Tall, slim, facial symmetry and good teeth - this could be the universal tick list of a beauty pageant judge.
And when the contestants are men, their faces painted with red, white and yellow clay, the aesthetic holds true.
These unusual beauty contests, known as Gerewol, celebrate the fertility the rains bring to the parched edge of the Sahara. Filmed for the BBC's Human Planet, Niger's Wodaabe men decorate their faces and dance for hours to impress female judges - who may take them as lovers.
Lipstick and beads may be associated with femininity in Western eyes, but the ceremonial costumes aim to emphasise male beauty:
- Tall and athletic: Ostrich plumes and pompoms emphasise height
- Narrow face: Decorated with red ochre
- Wide eyes: Black eyeliner made from charred egret bones
- Facial symmetry: Enhanced with black, yellow and white patterns
- Aquiline nose: White clay arrow stripe to look more streamlined
- Long braids and cowrie shells: Symbolise fertility and wealth
- White and regular teeth: Bared and emphasised with black lipstick
- Good dancer: Beaded necklaces and bodices jangle against chest in time to the beat
The colours used are symbolic too, says Mette Bovin, a Danish anthropologist who has worked with the Wodaabe since the 1970s.
Red ochre, which coats the face, is associated with blood and violence and so only used on special occasions. Yellow clay, used by some dancers to paint patterns on the face, is the colour of magic and transformation.
And black, to darken lips and emphasise eyes, is a favourite hue, partly because it is the opposite of white - the colour of loss and death, says Bovin in her book Nomads Who Cultivate Beauty.
Adding to the black lipstick's significance, it is made from the charred bones of the cattle egret, a bird the Wodaabe associate with "expressivity", says Bovin. "To have charm - that is to have expressivity and charisma - is highly valued in a young man."
The dance moves emulate the poise of the egret, and the men sing by vibrating lips painted with this "bird-lipstick", as Bovin describes it.
And the prize? Each judge chooses her champion and may take him as her lover - even if both already have partners - and the winners are celebrated for years to come.
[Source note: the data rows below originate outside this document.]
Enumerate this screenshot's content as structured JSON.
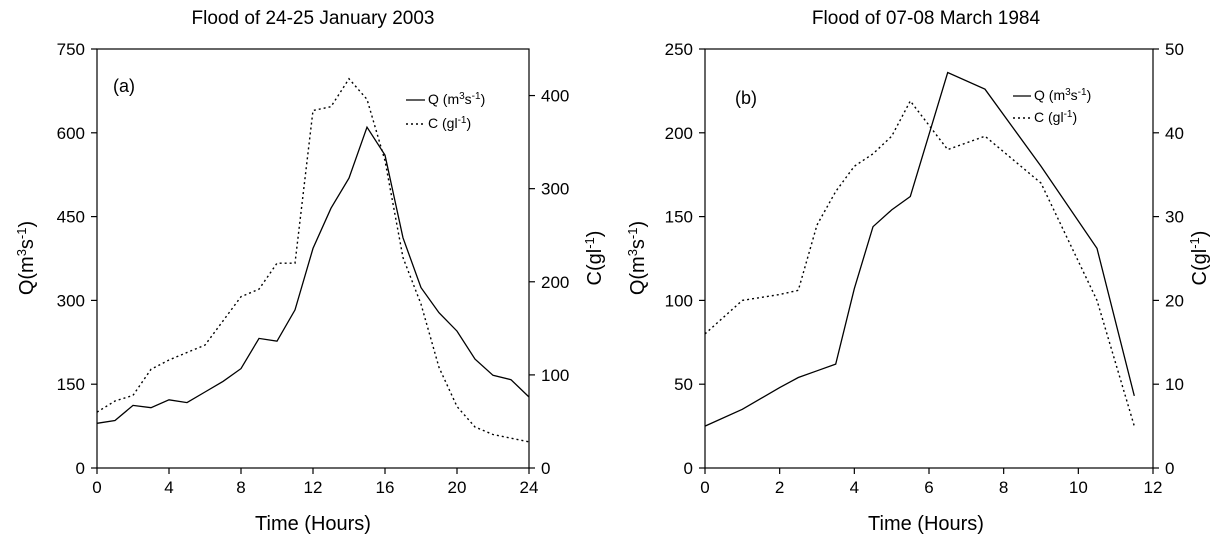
{
  "chart_data": [
    {
      "type": "line",
      "title": "Flood of 24-25 January 2003",
      "panel_label": "(a)",
      "xlabel": "Time (Hours)",
      "ylabel_left": "Q(m3s-1)",
      "ylabel_right": "C(gl-1)",
      "xlim": [
        0,
        24
      ],
      "xticks": [
        0,
        4,
        8,
        12,
        16,
        20,
        24
      ],
      "ylim_left": [
        0,
        750
      ],
      "yticks_left": [
        0,
        150,
        300,
        450,
        600,
        750
      ],
      "ylim_right": [
        0,
        450
      ],
      "yticks_right": [
        0,
        100,
        200,
        300,
        400
      ],
      "grid": false,
      "legend_position": "top-right",
      "series": [
        {
          "name": "Q (m3s-1)",
          "axis": "left",
          "style": "solid",
          "x": [
            0,
            1,
            2,
            3,
            4,
            5,
            6,
            7,
            8,
            9,
            10,
            11,
            12,
            13,
            14,
            15,
            16,
            17,
            18,
            19,
            20,
            21,
            22,
            23,
            24
          ],
          "y": [
            80,
            85,
            112,
            108,
            122,
            117,
            136,
            155,
            178,
            232,
            227,
            283,
            393,
            465,
            519,
            610,
            560,
            412,
            323,
            278,
            245,
            195,
            166,
            158,
            127
          ]
        },
        {
          "name": "C (gl-1)",
          "axis": "right",
          "style": "dotted",
          "x": [
            0,
            1,
            2,
            3,
            4,
            5,
            6,
            7,
            8,
            9,
            10,
            11,
            12,
            13,
            14,
            15,
            16,
            17,
            18,
            19,
            20,
            21,
            22,
            23,
            24
          ],
          "y": [
            60,
            72,
            78,
            106,
            116,
            124,
            132,
            158,
            184,
            192,
            220,
            220,
            384,
            388,
            418,
            396,
            330,
            226,
            176,
            108,
            66,
            44,
            36,
            32,
            28
          ]
        }
      ]
    },
    {
      "type": "line",
      "title": "Flood of 07-08 March 1984",
      "panel_label": "(b)",
      "xlabel": "Time (Hours)",
      "ylabel_left": "Q(m3s-1)",
      "ylabel_right": "C(gl-1)",
      "xlim": [
        0,
        12
      ],
      "xticks": [
        0,
        2,
        4,
        6,
        8,
        10,
        12
      ],
      "ylim_left": [
        0,
        250
      ],
      "yticks_left": [
        0,
        50,
        100,
        150,
        200,
        250
      ],
      "ylim_right": [
        0,
        50
      ],
      "yticks_right": [
        0,
        10,
        20,
        30,
        40,
        50
      ],
      "grid": false,
      "legend_position": "top-right",
      "series": [
        {
          "name": "Q (m3s-1)",
          "axis": "left",
          "style": "solid",
          "x": [
            0,
            1,
            2,
            2.5,
            3,
            3.5,
            4,
            4.5,
            5,
            5.5,
            6.5,
            7.5,
            9,
            10.5,
            11.5
          ],
          "y": [
            25,
            35,
            48,
            54,
            58,
            62,
            107,
            144,
            154,
            162,
            236,
            226,
            180,
            131,
            43
          ]
        },
        {
          "name": "C (gl-1)",
          "axis": "right",
          "style": "dotted",
          "x": [
            0,
            1,
            2,
            2.5,
            3,
            3.5,
            4,
            4.5,
            5,
            5.5,
            6.5,
            7.5,
            9,
            10.5,
            11.5
          ],
          "y": [
            16,
            20,
            20.7,
            21.2,
            29,
            33,
            36,
            37.5,
            39.6,
            43.8,
            38,
            39.6,
            34,
            20,
            5
          ]
        }
      ]
    }
  ]
}
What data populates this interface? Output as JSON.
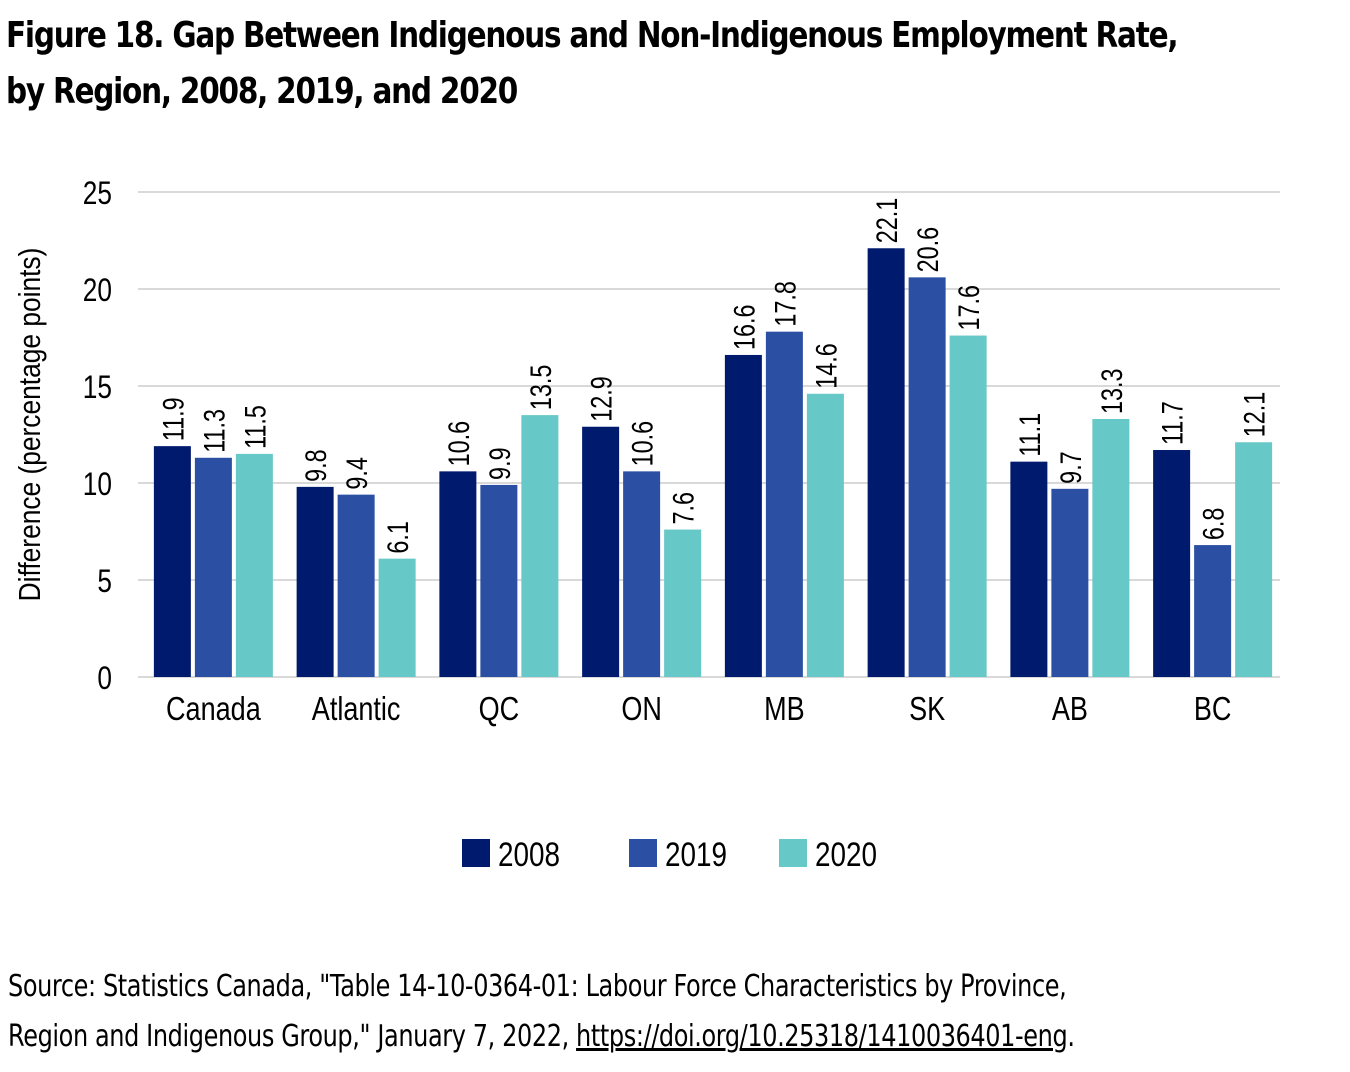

Nor is the potential for match-making limited to judges and winners.
"You dance Gerewol to try to win a lover, even if it means stealing someone's wife," says contestant Djao, who met second wife Tembe at a previous Gerewol. "You can marry her, or have a fling with her."
She, too, is on the look-out. "I've spotted three men here that I like."
No stigma is attached to setting aside one's marriage vows at Gerewol whether temporarily or permanently, says Human Planet director Tuppence Stone.
"The initial marriages in Wodaabe culture are arranged when the bride and groom are very young, so Gerewol is the chance for a love match," she says. This is not a polygamous culture - marrying a new partner means leaving the old.
Drought, conflict and, more recently, insurgency from al-Qaeda's North African offshoot means this traditional celebration is rarely practised - except at tourist hotels in eastern Niger, where Wodaabe troops may demonstrate the dances.
For the clans filmed by the BBC, who live in small, nomadic groups on the borders of Chad and Niger, it was their first Gerewol after six years of drought. Only when there is enough water to support several hundred people in one place do the normally isolated Wodaabe gather.